Nachdem Heise per Unterlassungserklärung Kenntis über den Forenbeitrag erhielt, wurde dieser umgehend entfernt. Die Forderung auch in Zukunft keine Forenbeiträge zuzulassen, die Universal Boards Probleme bereiten könnten, wurde nicht unterschrieben. Daher beantragte Universal Boards eine einstweilige Verfügung. Der Widerspruch von Heise wurde vom LG Hamburg mit folgender Begründung abgelehnt:

Die Kammer erklärte, sie sei überzeugt, dass der Verlag allein durch die Verbreitung auch ohne Kenntnis für die im Forum geäußerten Inhalte haftbar zu machen sei. Er könne schließlich die Texte vorher automatisch oder manuell prüfen. So wie der Verlag das Forum bisher betreibe, fordere er Rechtsverletzungen sogar potenziell heraus, betonte ein Richter. Es sei nicht hinnehmbar, dass „die in ihren Rechten Verletzten Ihnen hinterherrennen müssen“. Den Einwand des Verlags, dass eine automatische Filterung erwiesenermaßen nicht funktioniere und eine manuelle Prüfung jedes Beitrags angesichts von über 200.000 Postings pro Monat schlicht nicht zu leisten sei, ließ die Kammer nicht gelten.

Das war im Dezember 2005 – Anfang März 2006 lag Heise immer noch keine schriftliche Urteilsbegründung vor. Heise kündigte bereits an in Berufung zu gehen.

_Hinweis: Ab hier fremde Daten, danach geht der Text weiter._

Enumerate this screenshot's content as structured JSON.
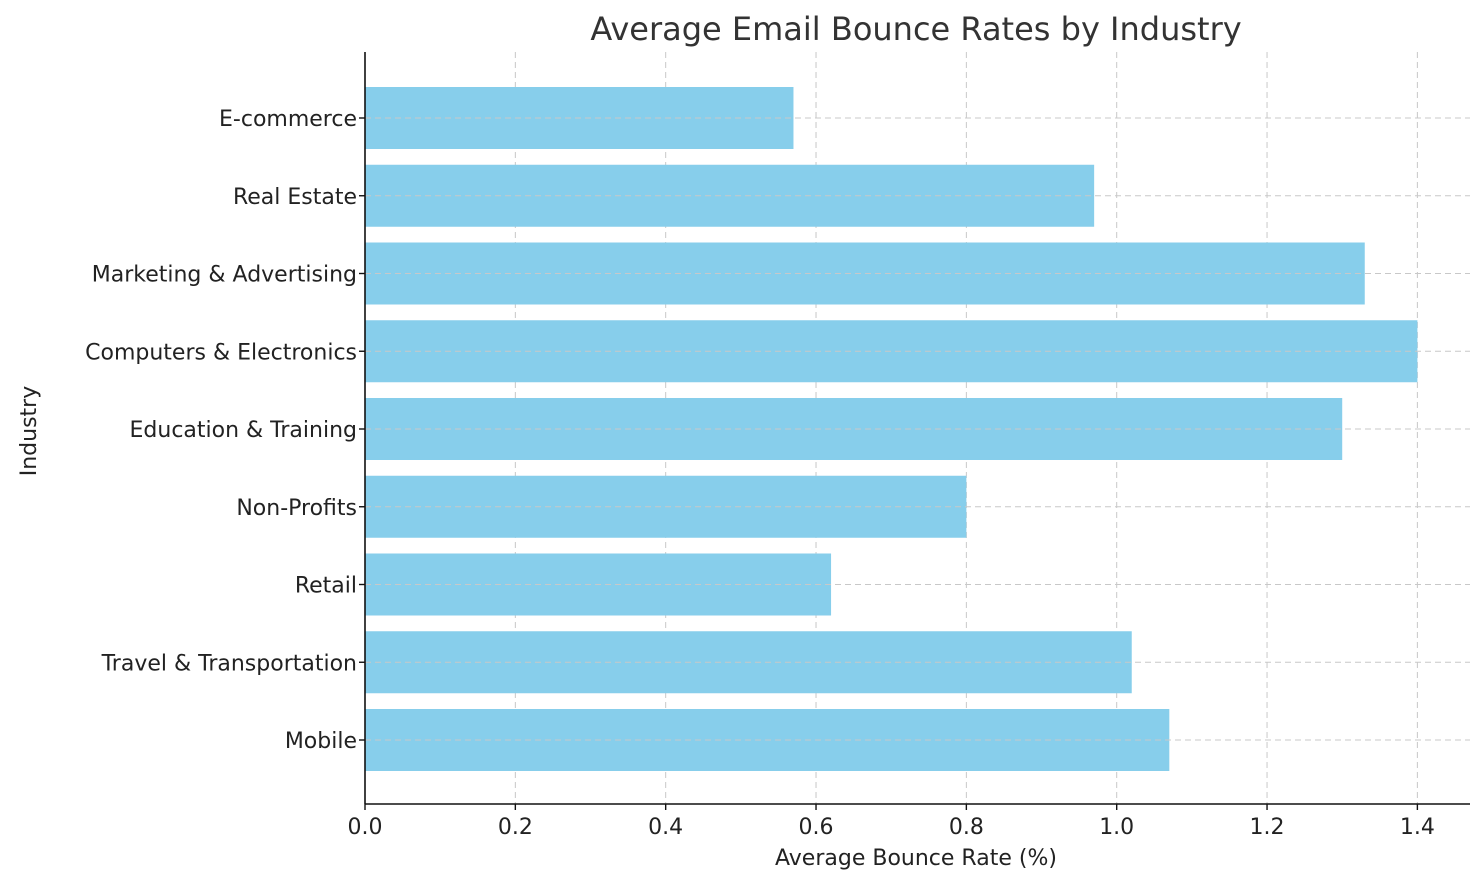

Das Urteil ist noch nicht rechtskräftig, dennoch wird es nun bereits von windigen Abmahnanwälten und dubiosen Firmen genutzt um fleißig Maulkörbe zu verteilen:

– Der Deutsche Video-Ring ließ den Seiten Supernature-forum.de und Cinefacts.de über ihren Anwalt eine kostenbewährte Unterlassungserklärung zukommen mit der Aufforderung kritische Forenbeiträge in denen Erfahrungen mit der Firma zu entfernen und bei Strafe von jeweils 10000 Euro dafür Sorge zu tragen, daß es nicht erneut zu solchen Beoträgen kommt.

– Ein Touristik-Anbieter bekam auch einen netten Brief, da „unwahre Tatsachenbehauptungen“ im Forum zu finden seien. Für den Anwalt ist das Heise Urteil vom LG Hamburg bereits „gefestigte Rechtssprechung“.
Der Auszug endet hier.